“Yes,” continued Pirate Jim critically; “I don’t think he was any bigger nor you, Master Chitterlings, if as big, when he stood on the fork’stle of my ship and shot the captain o’ that East Injyman dead. We used to call him little Weevils, he was so young-like. But, bless your hearts, boys! he wa’n’t anything to Little Sammy Barlow, ez once crep’ up inter the captain’s stateroom on a Rooshin frigate, stabbed him to the heart with a jack-knife, then put on the captain’s uniform and his cocked hat, took command of the ship, and fout her hisself.”

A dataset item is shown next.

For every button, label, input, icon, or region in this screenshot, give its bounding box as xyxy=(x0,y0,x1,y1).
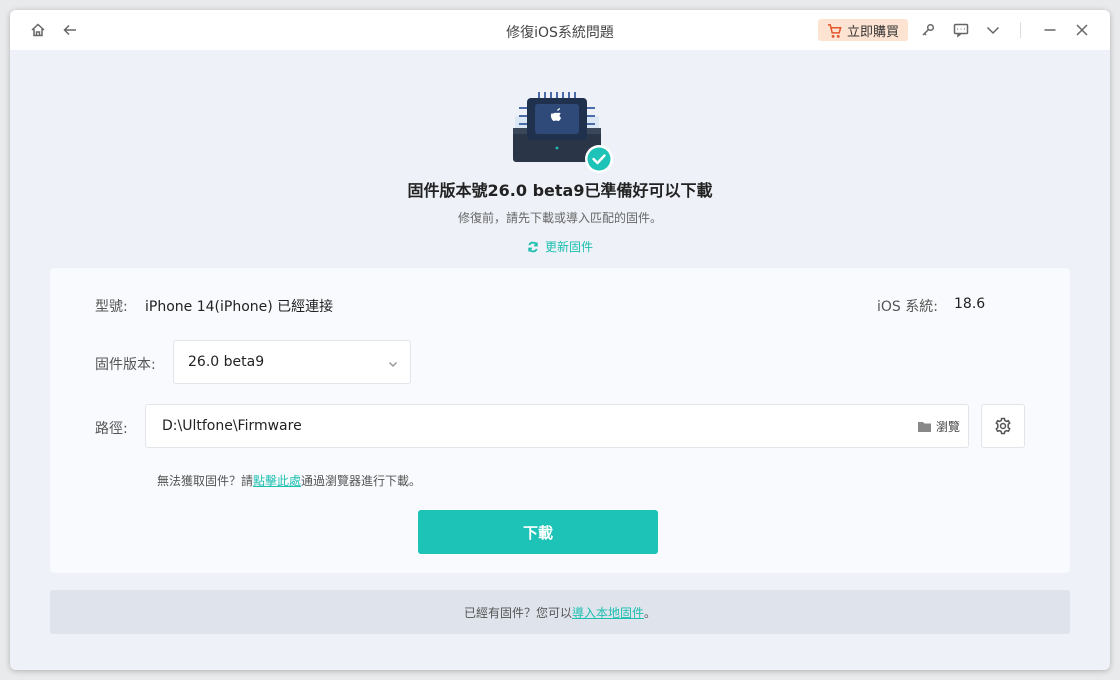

“Wasn’t the captain’s clothes big for him?” asked B. Franklin Jenkins anxiously.

The janitor eyed young Jenkins with pained dignity.

“Didn’t I say the Rooshin captain was a small, a very small, man? Rooshins is small, likewise Greeks.”

A noble enthusiasm beamed in the faces of the youthful heroes.

“Was Barlow as large as me?” asked C. F. Adams Golightly, lifting his curls from his Jove-like brow.

“Yes; but, then, he hed hed, so to speak, experiences. It was allowed that he had pizened his schoolmaster afore he went to sea. But it’s dry talking, boys.”

Golightly drew a flask from his jacket and handed it to the janitor. It was his father’s best brandy. The heart of the honest old seaman was touched.

“Bless ye, my own pirate boy!” he said in a voice suffocating with emotion.

“I’ve got some tobacco,” said the youthful Jenkins, “but it’s fine cut; I use only that now.”